Trecho de uma musiquinha grudenta que uma amiga me indicou, If She Wants Me - Belle & Sebastian. Não é nem um pouco meu tipo de música, nem para os momentos de calmaria, mas esse verso me lembrou sobremaneira de uma menina maravilhosa que conheci lá pelos idos de 1900 e segundo grau (o que hoje chamam de Ensino Básico, no jargão pedagógico...), e que me balançou alguns graus além do que o velho Richter previra ser possível. Embora apaixonado, fiz muito mal àquela que, por razões absolutamente compreensíveis, não quis me ver nem cromado e polido.

Ano passado, no aniversário dela (29 de Junho), madei-lhe uma carta felicitando-a pela data e falando tudo aquilo que queria ter dito antes, abrindo minha camisa pro pelotão executar sem dó. Talvez não me sentisse mais tão jovem para por esperanças em um envelope (mesmo que digital. Outros tempos...), embora a sensação de angústia tão logo cliquei para enviar me tenha tirado o sono nas noites seguintes. Não escrevi pretendendo tê-la pra mim, pois sei que eu mesmo teria dificuldades de relevar. E além disso, 140Kg de rudeza medieval é pesado para qualquer uma. Entendo, compreendo e aceito. (Explico essa expressão outro dia). Apenas escrevi com o intuito de elucidar e dar vasão aos litros reprimidos na pleura. Mas, bem lá no fundo, tudo que eu sempre sonhei (e ainda sonho) é que ela me veja sob o mesmo prisma que eu a vejo.

5.5.07

Caneca Orbital?

O estranho nome desse blog é devido a uma metáfora bem-humorada de Bertrand Russell. Este pensador, matemático e filósofo inglês costumava dizer que não há nenhuma evidência concreta da existência de deuses, e que afirmar o contrário era o mesmo que dizer que há um bule de chá em órbita do Sol, entre a Terra e Marte, mas ninguém pode detectá-la. Tanto divindades quanto a tal peça de porcelana voadora são hipóteses impossíveis de serem provadas, dada as condições fantásticas inerentes a ambas. Como o dragão na garagem de Sagan, só que com apenas uma asa. Nas palavras do próprio Russel

Muitos indivíduos ortodoxos dão a entender que é papel dos céticos refutar os dogmas apresentados – em vez de os dogmáticos terem de prová-los. Essa idéia, obviamente, é um erro. De minha parte, poderia sugerir que entre a Terra e Marte há um pote de chá chinês girando em torno do Sol em uma órbita elíptica, e ninguém seria capaz de refutar minha asserção, tendo em vista que teria o cuidado de acrescentar que o pote de chá é pequeno demais para ser observado mesmo pelos nossos telescópios mais poderosos. Mas se afirmasse que, devido à minha asserção não poder ser refutada, seria uma presunção intolerável da razão humana duvidar dela, com razão pensariam que estou falando uma tolice. Entretanto, se a existência de tal pote de chá fosse afirmada em livros antigos, ensinada como a verdade sagrada todo domingo e instilada nas mentes das crianças na escola, a hesitação de crer em sua existência seria sinal de excentricidade.
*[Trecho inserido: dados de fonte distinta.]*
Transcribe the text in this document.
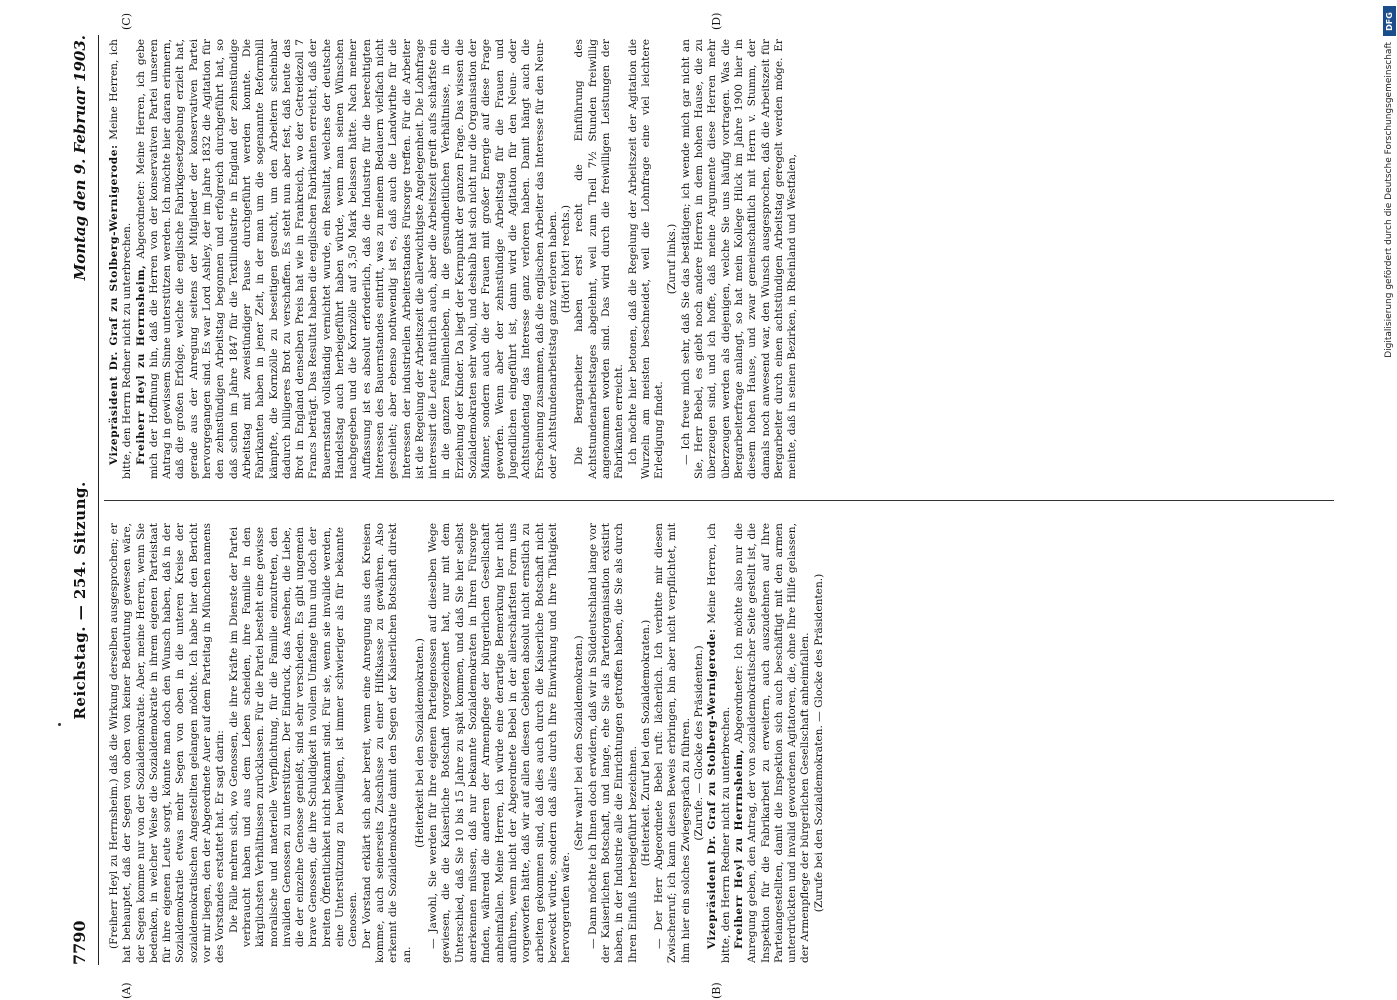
7790
Reichstag. — 254. Sitzung.
Montag den 9. Februar 1903.
(A)	(B)
(C)	(D)

(Freiherr Heyl zu Herrnsheim.) daß die Wirkung derselben ausgesprochen; er hat behauptet, daß der Segen von oben von keiner Bedeutung gewesen wäre, der Segen komme nur von der Sozialdemokratie. Aber, meine Herren, wenn Sie bedenken, in welcher Weise die Sozialdemokratie in ihrem eigenen Parteistaat für ihre eigenen Leute sorgt, könnte man doch den Wunsch haben, daß in der Sozialdemokratie etwas mehr Segen von oben in die unteren Kreise der sozialdemokratischen Angestellten gelangen möchte. Ich habe hier den Bericht vor mir liegen, den der Abgeordnete Auer auf dem Parteitag in München namens des Vorstandes erstattet hat. Er sagt darin: Die Fälle mehren sich, wo Genossen, die ihre Kräfte im Dienste der Partei verbraucht haben und aus dem Leben scheiden, ihre Familie in den kärglichsten Verhältnissen zurücklassen. Für die Partei besteht eine gewisse moralische und materielle Verpflichtung, für die Familie einzutreten, den invaliden Genossen zu unterstützen. Der Eindruck, das Ansehen, die Liebe, die der einzelne Genosse genießt, sind sehr verschieden. Es gibt ungemein brave Genossen, die ihre Schuldigkeit in vollem Umfange thun und doch der breiten Öffentlichkeit nicht bekannt sind. Für sie, wenn sie invalide werden, eine Unterstützung zu bewilligen, ist immer schwieriger als für bekannte Genossen. Der Vorstand erklärt sich aber bereit, wenn eine Anregung aus den Kreisen komme, auch seinerseits Zuschüsse zu einer Hilfskasse zu gewähren. Also erkennt die Sozialdemokratie damit den Segen der Kaiserlichen Botschaft direkt an.

(Heiterkeit bei den Sozialdemokraten.) — Jawohl, Sie werden für Ihre eigenen Parteigenossen auf dieselben Wege gewiesen, die die Kaiserliche Botschaft vorgezeichnet hat, nur mit dem Unterschied, daß Sie 10 bis 15 Jahre zu spät kommen, und daß Sie hier selbst anerkennen müssen, daß nur bekannte Sozialdemokraten in Ihren Fürsorge finden, während die anderen der Armenpflege der bürgerlichen Gesellschaft anheimfallen. Meine Herren, ich würde eine derartige Bemerkung hier nicht anführen, wenn nicht der Abgeordnete Bebel in der allerschärfsten Form uns vorgeworfen hätte, daß wir auf allen diesen Gebieten absolut nicht ernstlich zu arbeiten gekommen sind, daß dies auch durch die Kaiserliche Botschaft nicht bezweckt würde, sondern daß alles durch Ihre Einwirkung und Ihre Thätigkeit hervorgerufen wäre.

(Sehr wahr! bei den Sozialdemokraten.) — Dann möchte ich Ihnen doch erwidern, daß wir in Süddeutschland lange vor der Kaiserlichen Botschaft, und lange, ehe Sie als Parteiorganisation existirt haben, in der Industrie alle die Einrichtungen getroffen haben, die Sie als durch Ihren Einfluß herbeigeführt bezeichnen. (Heiterkeit. Zuruf bei den Sozialdemokraten.) — Der Herr Abgeordnete Bebel ruft: lächerlich. Ich verbitte mir diesen Zwischenruf; ich kann diesen Beweis erbringen, bin aber nicht verpflichtet, mit ihm hier ein solches Zwiegespräch zu führen. (Zurufe. — Glocke des Präsidenten.) Vizepräsident Dr. Graf zu Stolberg-Wernigerode: Meine Herren, ich bitte, den Herrn Redner nicht zu unterbrechen. Freiherr Heyl zu Herrnsheim, Abgeordneter: Ich möchte also nur die Anregung geben, den Antrag, der von sozialdemokratischer Seite gestellt ist, die Inspektion für die Fabrikarbeit zu erweitern, auch auszudehnen auf Ihre Parteiangestellten, damit die Inspektion sich auch beschäftigt mit den armen unterdrückten und invalid gewordenen Agitatoren, die, ohne Ihre Hilfe gelassen, der Armenpflege der bürgerlichen Gesellschaft anheimfallen. (Zurufe bei den Sozialdemokraten. — Glocke des Präsidenten.)

Vizepräsident Dr. Graf zu Stolberg-Wernigerode: Meine Herren, ich bitte, den Herrn Redner nicht zu unterbrechen. Freiherr Heyl zu Herrnsheim, Abgeordneter: Meine Herren, ich gebe mich der Hoffnung hin, daß die Herren von der konservativen Partei unseren Antrag in gewissem Sinne unterstützen werden. Ich möchte hier daran erinnern, daß die großen Erfolge, welche die englische Fabrikgesetzgebung erzielt hat, gerade aus der Anregung seitens der Mitglieder der konservativen Partei hervorgegangen sind. Es war Lord Ashley, der im Jahre 1832 die Agitation für den zehnstündigen Arbeitstag begonnen und erfolgreich durchgeführt hat, so daß schon im Jahre 1847 für die Textilindustrie in England der zehnstündige Arbeitstag mit zweistündiger Pause durchgeführt werden konnte. Die Fabrikanten haben in jener Zeit, in der man um die sogenannte Reformbill kämpfte, die Kornzölle zu beseitigen gesucht, um den Arbeitern scheinbar dadurch billigeres Brot zu verschaffen. Es steht nun aber fest, daß heute das Brot in England denselben Preis hat wie in Frankreich, wo der Getreidezoll 7 Francs beträgt. Das Resultat haben die englischen Fabrikanten erreicht, daß der Bauernstand vollständig vernichtet wurde, ein Resultat, welches der deutsche Handelstag auch herbeigeführt haben würde, wenn man seinen Wünschen nachgegeben und die Kornzölle auf 3,50 Mark belassen hätte. Nach meiner Auffassung ist es absolut erforderlich, daß die Industrie für die berechtigten Interessen des Bauernstandes eintritt, was zu meinem Bedauern vielfach nicht geschieht; aber ebenso nothwendig ist es, daß auch die Landwirthe für die Interessen der industriellen Arbeiterstandes Fürsorge treffen. Für die Arbeiter ist die Regelung der Arbeitszeit die allerwichtigste Angelegenheit. Die Lohnfrage interessirt die Leute natürlich auch, aber die Arbeitszeit greift aufs schärfste ein in die ganzen Familienleben, in die gesundheitlichen Verhältnisse, in die Erziehung der Kinder. Da liegt der Kernpunkt der ganzen Frage. Das wissen die Sozialdemokraten sehr wohl, und deshalb hat sich nicht nur die Organisation der Männer, sondern auch die der Frauen mit großer Energie auf diese Frage geworfen. Wenn aber der zehnstündige Arbeitstag für die Frauen und Jugendlichen eingeführt ist, dann wird die Agitation für den Neun- oder Achtstundentag das Interesse ganz verloren haben. Damit hängt auch die Erscheinung zusammen, daß die englischen Arbeiter das Interesse für den Neun- oder Achtstundenarbeitstag ganz verloren haben. (Hört! hört! rechts.) Die Bergarbeiter haben erst recht die Einführung des Achtstundenarbeitstages abgelehnt, weil zum Theil 7½ Stunden freiwillig angenommen worden sind. Das wird durch die freiwilligen Leistungen der Fabrikanten erreicht. Ich möchte hier betonen, daß die Regelung der Arbeitszeit der Agitation die Wurzeln am meisten beschneidet, weil die Lohnfrage eine viel leichtere Erledigung findet.

(Zuruf links.) — Ich freue mich sehr, daß Sie das bestätigen; ich wende mich gar nicht an Sie, Herr Bebel, es giebt noch andere Herren in dem hohen Hause, die zu überzeugen sind, und ich hoffe, daß meine Argumente diese Herren mehr überzeugen werden als diejenigen, welche Sie uns häufig vortragen. Was die Bergarbeiterfrage anlangt, so hat mein Kollege Hilck im Jahre 1900 hier in diesem hohen Hause, und zwar gemeinschaftlich mit Herrn v. Stumm, der damals noch anwesend war, den Wunsch ausgesprochen, daß die Arbeitszeit für Bergarbeiter durch einen achtstündigen Arbeitstag geregelt werden möge. Er meinte, daß in seinen Bezirken, in Rheinland und Westfalen,	Digitalisierung gefördert durch die Deutsche Forschungsgemeinschaft
DFG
Além de algumas perfumarias mais pessoais, os (poucos) leitores vão encontrar aqui reflexões e ensaios curtos sobre religião, esse conceito criado na aurora da nossa existência pouco mais que simiesca nessa terra, buscando desesperadamente uma explicação corfortadora para um sem-número de fenômenos que ocorriam à nossa volta, que sempre viveu da ignorância e do medo, aquele que Petrônio já conhecia como nossa pedra fundamental. Esse conceito sobreviveu ao tempo na mente medrosa que esses mesmos deuses inventados pudessem nos castigar por não acreditarmos nas suas palavras inventadas por nós mesmos.